US 12,230,249 B2
	Supervised and unsupervised training with contrastive loss over sequences
Andrew Rosenberg, Brooklyn, NY (US); Bhuvana Ramabhadran, Mt. Kisco, NY (US); Zhehuai Chen, Edgewater, NJ (US); Yuan Wang, Brooklyn, NY (US); Yu Zhang, Mountain View, CA (US); and Jesse Emond, Mountain View, CA (US)
Assigned to Google LLC, Mountain View, CA (US)
Filed by Google LLC, Mountain View, CA (US)
Filed on Mar. 22, 2022, as Appl. No. 17/655,903.
Claims priority of provisional application 63/166,908, filed on Mar. 26, 2021.
Prior Publication US 2022/0310065 A1, Sep. 29, 2022
Int. Cl. G10L 15/06 (2013.01); G10L 13/02 (2013.01); G10L 15/16 (2006.01); G10L 15/22 (2006.01)

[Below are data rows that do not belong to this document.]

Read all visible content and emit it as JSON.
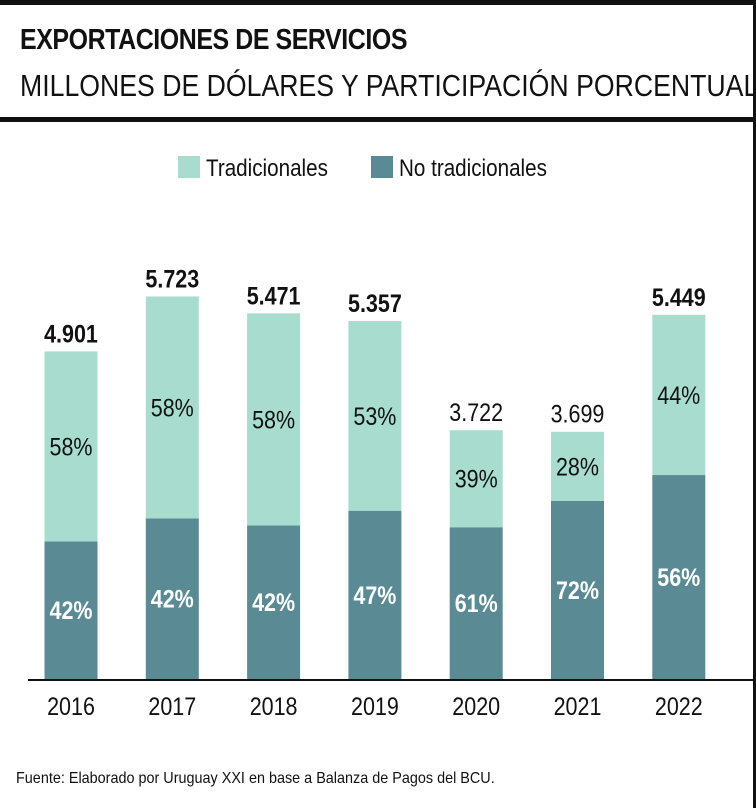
{
  "header": {
    "title": "EXPORTACIONES DE SERVICIOS",
    "subtitle": "MILLONES DE DÓLARES Y PARTICIPACIÓN PORCENTUAL"
  },
  "footer": {
    "source": "Fuente: Elaborado por Uruguay XXI en base a Balanza de Pagos del BCU."
  },
  "chart_data": {
    "type": "bar",
    "stacked": true,
    "categories": [
      "2016",
      "2017",
      "2018",
      "2019",
      "2020",
      "2021",
      "2022"
    ],
    "totals": [
      4901,
      5723,
      5471,
      5357,
      3722,
      3699,
      5449
    ],
    "total_labels": [
      "4.901",
      "5.723",
      "5.471",
      "5.357",
      "3.722",
      "3.699",
      "5.449"
    ],
    "total_label_bold": [
      true,
      true,
      true,
      true,
      false,
      false,
      true
    ],
    "series": [
      {
        "name": "No tradicionales",
        "color": "#5a8a94",
        "shares": [
          42,
          42,
          42,
          47,
          61,
          72,
          56
        ],
        "labels": [
          "42%",
          "42%",
          "42%",
          "47%",
          "61%",
          "72%",
          "56%"
        ]
      },
      {
        "name": "Tradicionales",
        "color": "#a8dccf",
        "shares": [
          58,
          58,
          58,
          53,
          39,
          28,
          44
        ],
        "labels": [
          "58%",
          "58%",
          "58%",
          "53%",
          "39%",
          "28%",
          "44%"
        ]
      }
    ],
    "legend": {
      "position": "top-center",
      "items": [
        {
          "label": "Tradicionales",
          "color": "#a8dccf"
        },
        {
          "label": "No tradicionales",
          "color": "#5a8a94"
        }
      ]
    },
    "ylim": [
      0,
      6000
    ],
    "grid": false,
    "title": "",
    "xlabel": "",
    "ylabel": ""
  }
}
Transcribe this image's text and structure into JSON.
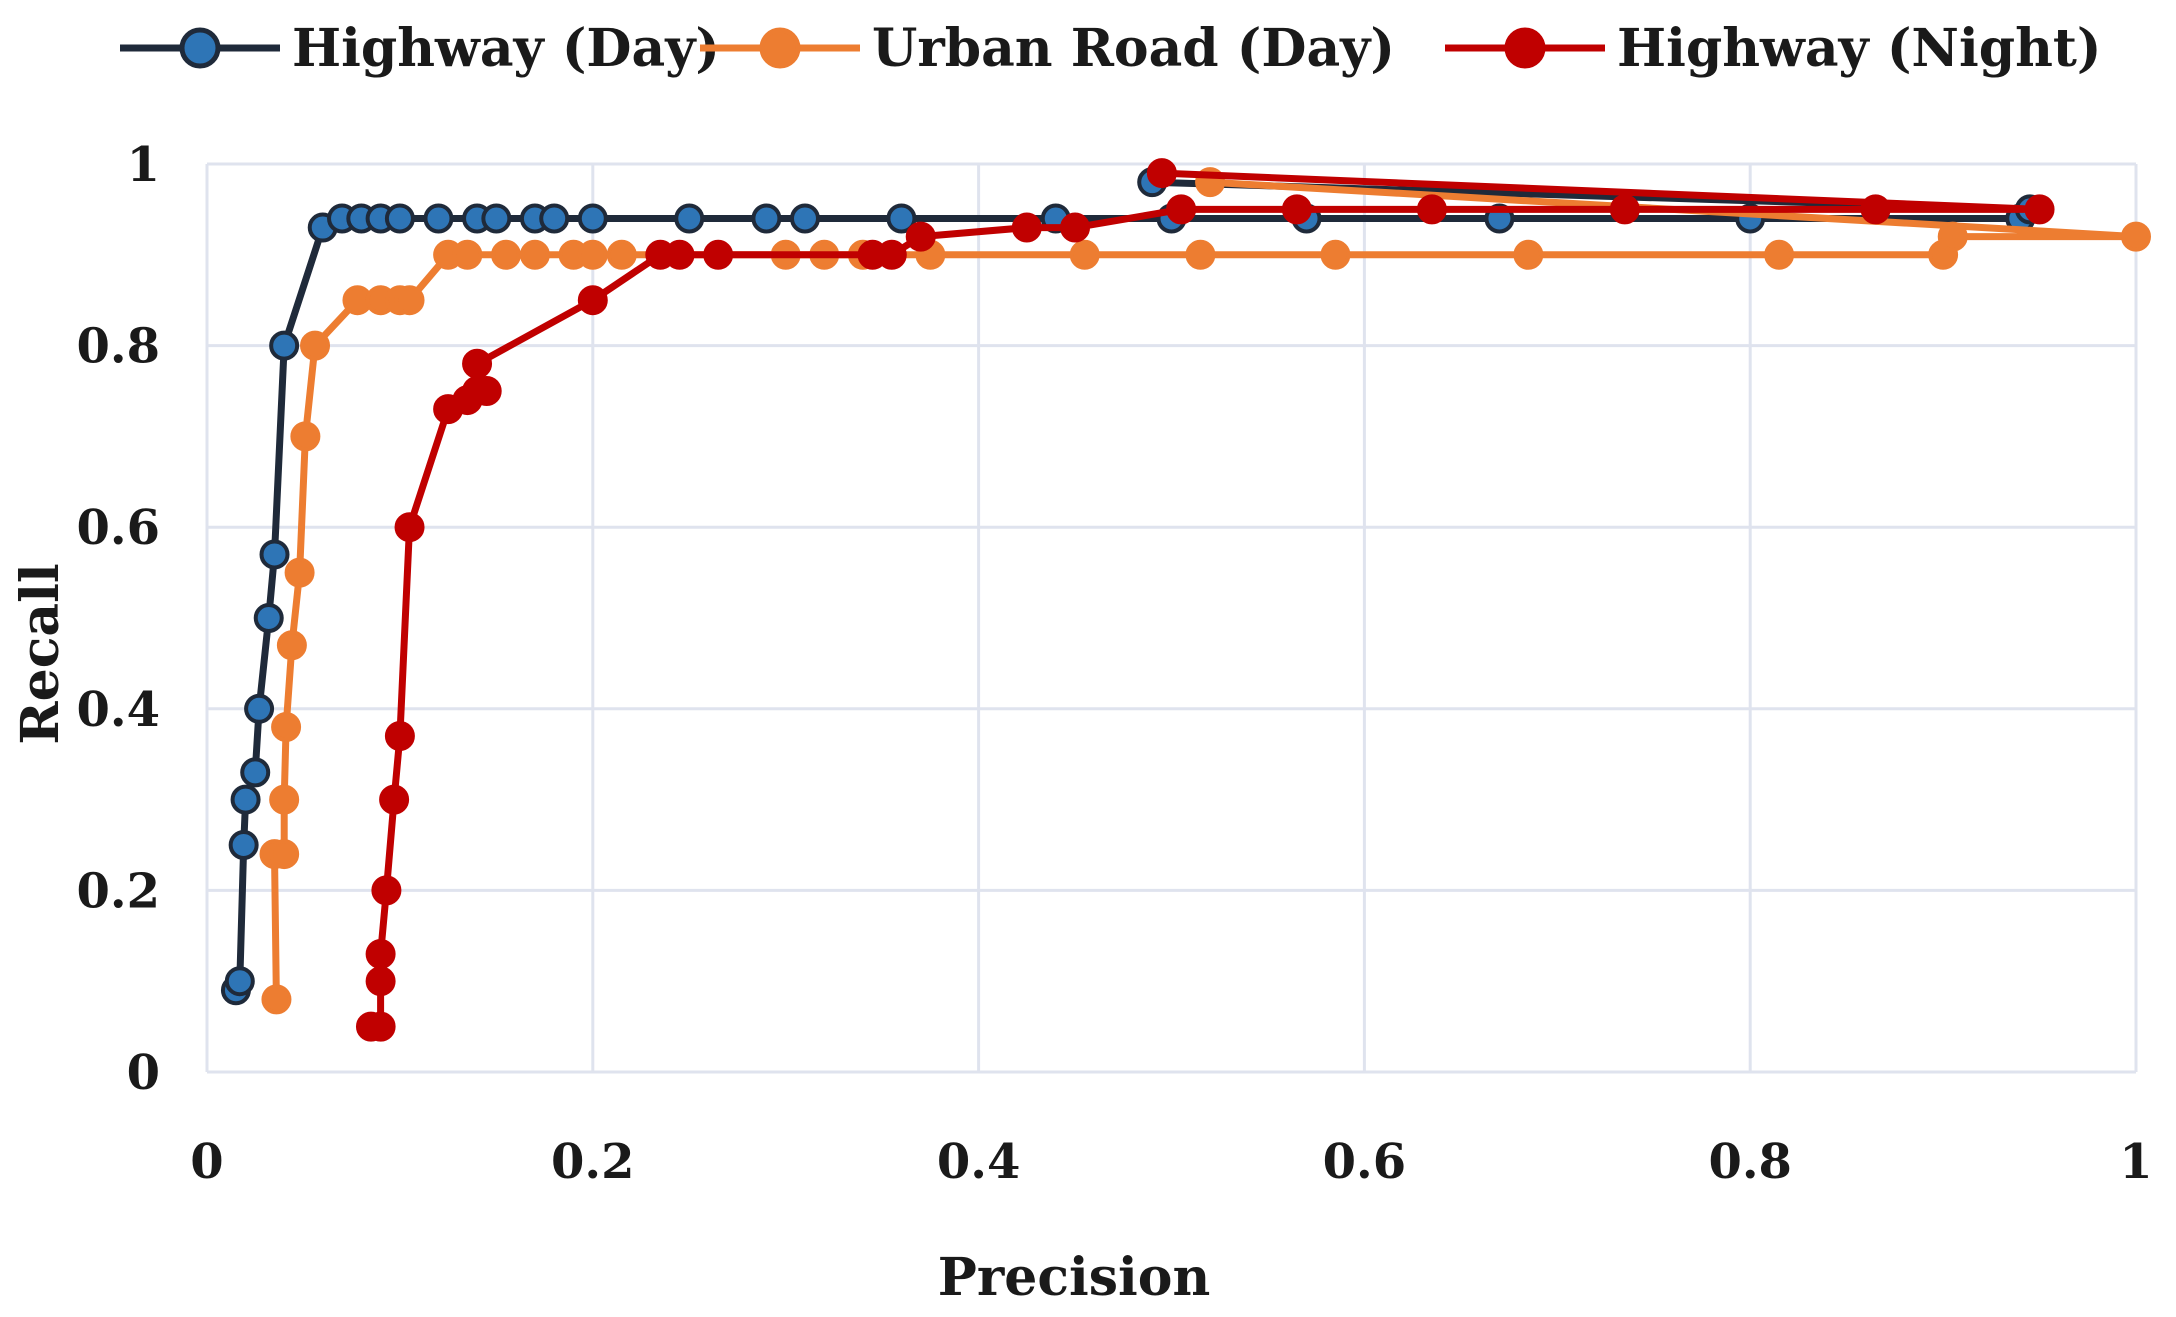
{
  "chart_data": {
    "type": "line",
    "title": "",
    "xlabel": "Precision",
    "ylabel": "Recall",
    "xlim": [
      0,
      1
    ],
    "ylim": [
      0,
      1
    ],
    "x_ticks": [
      "0",
      "0.2",
      "0.4",
      "0.6",
      "0.8",
      "1"
    ],
    "y_ticks": [
      "0",
      "0.2",
      "0.4",
      "0.6",
      "0.8",
      "1"
    ],
    "grid": true,
    "legend_position": "top",
    "series": [
      {
        "name": "Highway (Day)",
        "color": "#1f2a3a",
        "marker_color": "#2e75b6",
        "points": [
          [
            0.015,
            0.09
          ],
          [
            0.017,
            0.1
          ],
          [
            0.019,
            0.25
          ],
          [
            0.02,
            0.3
          ],
          [
            0.025,
            0.33
          ],
          [
            0.027,
            0.4
          ],
          [
            0.032,
            0.5
          ],
          [
            0.035,
            0.57
          ],
          [
            0.04,
            0.8
          ],
          [
            0.06,
            0.93
          ],
          [
            0.07,
            0.94
          ],
          [
            0.08,
            0.94
          ],
          [
            0.09,
            0.94
          ],
          [
            0.1,
            0.94
          ],
          [
            0.12,
            0.94
          ],
          [
            0.14,
            0.94
          ],
          [
            0.15,
            0.94
          ],
          [
            0.17,
            0.94
          ],
          [
            0.18,
            0.94
          ],
          [
            0.2,
            0.94
          ],
          [
            0.25,
            0.94
          ],
          [
            0.29,
            0.94
          ],
          [
            0.31,
            0.94
          ],
          [
            0.36,
            0.94
          ],
          [
            0.44,
            0.94
          ],
          [
            0.5,
            0.94
          ],
          [
            0.57,
            0.94
          ],
          [
            0.67,
            0.94
          ],
          [
            0.8,
            0.94
          ],
          [
            0.94,
            0.94
          ],
          [
            0.945,
            0.95
          ],
          [
            0.49,
            0.98
          ]
        ]
      },
      {
        "name": "Urban Road (Day)",
        "color": "#ed7d31",
        "marker_color": "#ed7d31",
        "points": [
          [
            0.036,
            0.08
          ],
          [
            0.035,
            0.24
          ],
          [
            0.04,
            0.24
          ],
          [
            0.04,
            0.3
          ],
          [
            0.041,
            0.38
          ],
          [
            0.044,
            0.47
          ],
          [
            0.048,
            0.55
          ],
          [
            0.051,
            0.7
          ],
          [
            0.056,
            0.8
          ],
          [
            0.078,
            0.85
          ],
          [
            0.09,
            0.85
          ],
          [
            0.1,
            0.85
          ],
          [
            0.105,
            0.85
          ],
          [
            0.125,
            0.9
          ],
          [
            0.135,
            0.9
          ],
          [
            0.155,
            0.9
          ],
          [
            0.17,
            0.9
          ],
          [
            0.19,
            0.9
          ],
          [
            0.2,
            0.9
          ],
          [
            0.215,
            0.9
          ],
          [
            0.3,
            0.9
          ],
          [
            0.32,
            0.9
          ],
          [
            0.34,
            0.9
          ],
          [
            0.375,
            0.9
          ],
          [
            0.455,
            0.9
          ],
          [
            0.515,
            0.9
          ],
          [
            0.585,
            0.9
          ],
          [
            0.685,
            0.9
          ],
          [
            0.815,
            0.9
          ],
          [
            0.9,
            0.9
          ],
          [
            0.905,
            0.92
          ],
          [
            1.0,
            0.92
          ],
          [
            0.52,
            0.98
          ]
        ]
      },
      {
        "name": "Highway (Night)",
        "color": "#c00000",
        "marker_color": "#c00000",
        "points": [
          [
            0.085,
            0.05
          ],
          [
            0.09,
            0.05
          ],
          [
            0.09,
            0.1
          ],
          [
            0.09,
            0.13
          ],
          [
            0.093,
            0.2
          ],
          [
            0.097,
            0.3
          ],
          [
            0.1,
            0.37
          ],
          [
            0.105,
            0.6
          ],
          [
            0.125,
            0.73
          ],
          [
            0.135,
            0.74
          ],
          [
            0.14,
            0.75
          ],
          [
            0.145,
            0.75
          ],
          [
            0.14,
            0.78
          ],
          [
            0.2,
            0.85
          ],
          [
            0.235,
            0.9
          ],
          [
            0.245,
            0.9
          ],
          [
            0.265,
            0.9
          ],
          [
            0.345,
            0.9
          ],
          [
            0.355,
            0.9
          ],
          [
            0.37,
            0.92
          ],
          [
            0.425,
            0.93
          ],
          [
            0.45,
            0.93
          ],
          [
            0.505,
            0.95
          ],
          [
            0.565,
            0.95
          ],
          [
            0.635,
            0.95
          ],
          [
            0.735,
            0.95
          ],
          [
            0.865,
            0.95
          ],
          [
            0.95,
            0.95
          ],
          [
            0.495,
            0.99
          ]
        ]
      }
    ]
  }
}
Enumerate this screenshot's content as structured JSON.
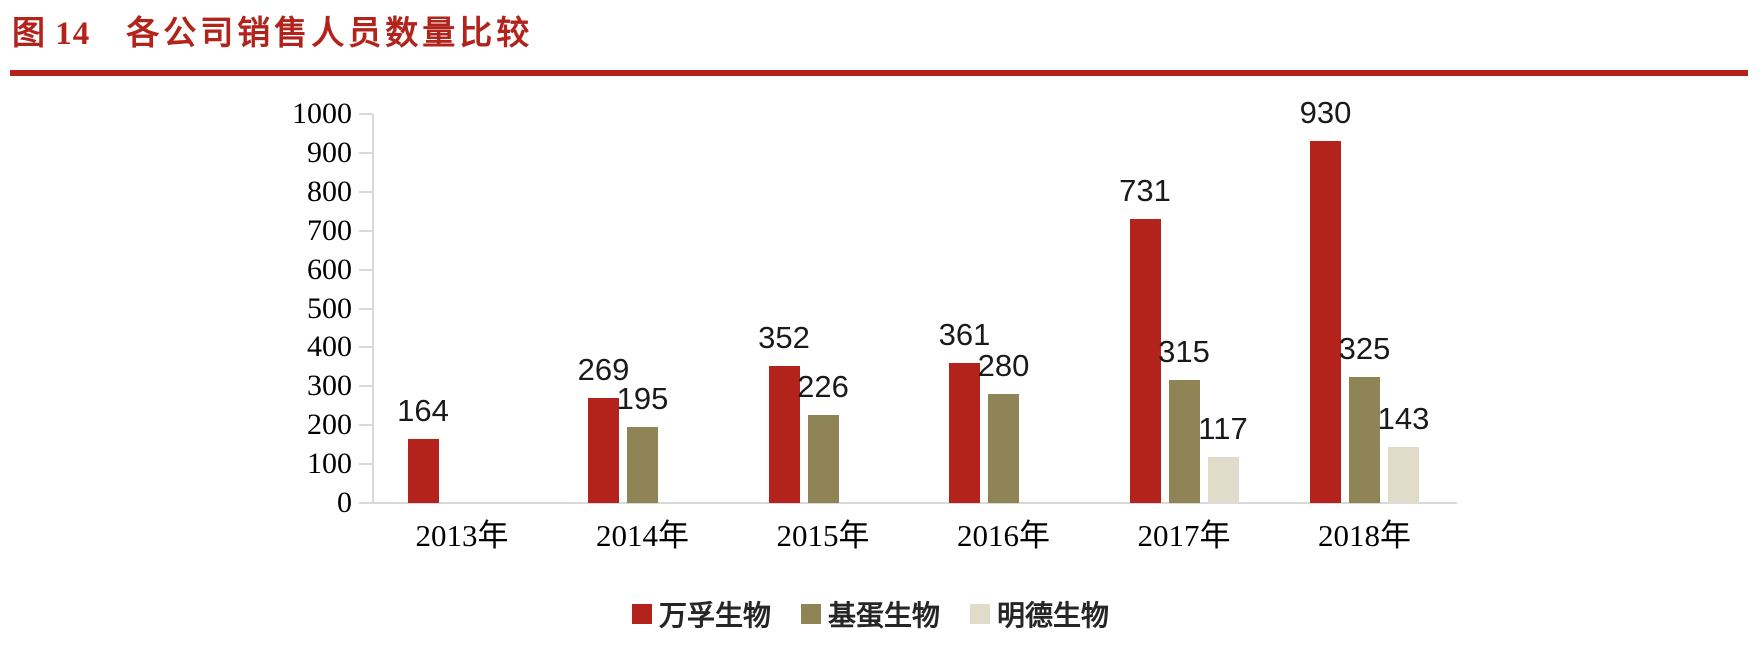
{
  "title": {
    "figure_label": "图 14",
    "text": "各公司销售人员数量比较"
  },
  "colors": {
    "accent_red": "#B2231C",
    "series_red": "#B3231B",
    "series_olive": "#8E8455",
    "series_beige": "#E0DCC9",
    "axis_line": "#D9D9D9",
    "label_text": "#1A1A1A"
  },
  "chart_data": {
    "type": "bar",
    "title": "各公司销售人员数量比较",
    "categories": [
      "2013年",
      "2014年",
      "2015年",
      "2016年",
      "2017年",
      "2018年"
    ],
    "series": [
      {
        "name": "万孚生物",
        "color": "#B3231B",
        "values": [
          164,
          269,
          352,
          361,
          731,
          930
        ]
      },
      {
        "name": "基蛋生物",
        "color": "#8E8455",
        "values": [
          null,
          195,
          226,
          280,
          315,
          325
        ]
      },
      {
        "name": "明德生物",
        "color": "#E0DCC9",
        "values": [
          null,
          null,
          null,
          null,
          117,
          143
        ]
      }
    ],
    "xlabel": "",
    "ylabel": "",
    "ylim": [
      0,
      1000
    ],
    "ytick_step": 100,
    "grid": false,
    "legend_position": "bottom",
    "data_labels": true
  }
}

CPC G10L 15/063 (2013.01) [G10L 13/02 (2013.01); G10L 15/16 (2013.01); G10L 15/22 (2013.01); G10L 2015/0635 (2013.01)]

18 Claims

1. A computer-implemented method when executed by data processing hardware causes the data processing hardware to perform operations comprising:

receiving a set of training utterances, each training utterance in the set of training utterances comprising a non-synthetic speech representation of a corresponding utterance;

for each training utterance in the set of training utterances, converting, using a text-to-speech (TTS) model, a ground-truth transcription of the corresponding utterance to generate one or more synthetic speech representations of the same corresponding utterance;

receiving audio data corresponding to an utterance by:

receiving one of the non-synthetic speech representations of the corresponding utterance; or

receiving one of the one or more synthetic speech representations of the corresponding utterance;

generating, using a data augmentation module, a pair of positive audio data examples, each positive audio data example in the pair of positive audio data examples comprising a respective augmented copy of the received audio data corresponding to the utterance;

for each respective positive audio data example in the pair of positive audio data examples:

generating, using a neural network encoder, a respective sequence of encoder outputs; and

projecting, using a convolutional neural network (CNN), the respective sequence of encoder outputs for the respective positive audio data example into a contrastive loss space;

determining a L2 distance between each corresponding encoder output in each projected respective sequence of encoder outputs for the pair of positive audio data examples;

determining a per-utterance consistency loss by averaging a set of L2 distances determined for the respective sequence of encoder outputs in the projected respective sequence of encoder outputs;

generating, using a speech recognition model, corresponding speech recognition results for each respective positive audio data example in the pair of positive audio data examples; and

updating parameters of the speech recognition model based on a respective supervised loss term associated with each corresponding speech recognition result and the per-utterance consistency loss.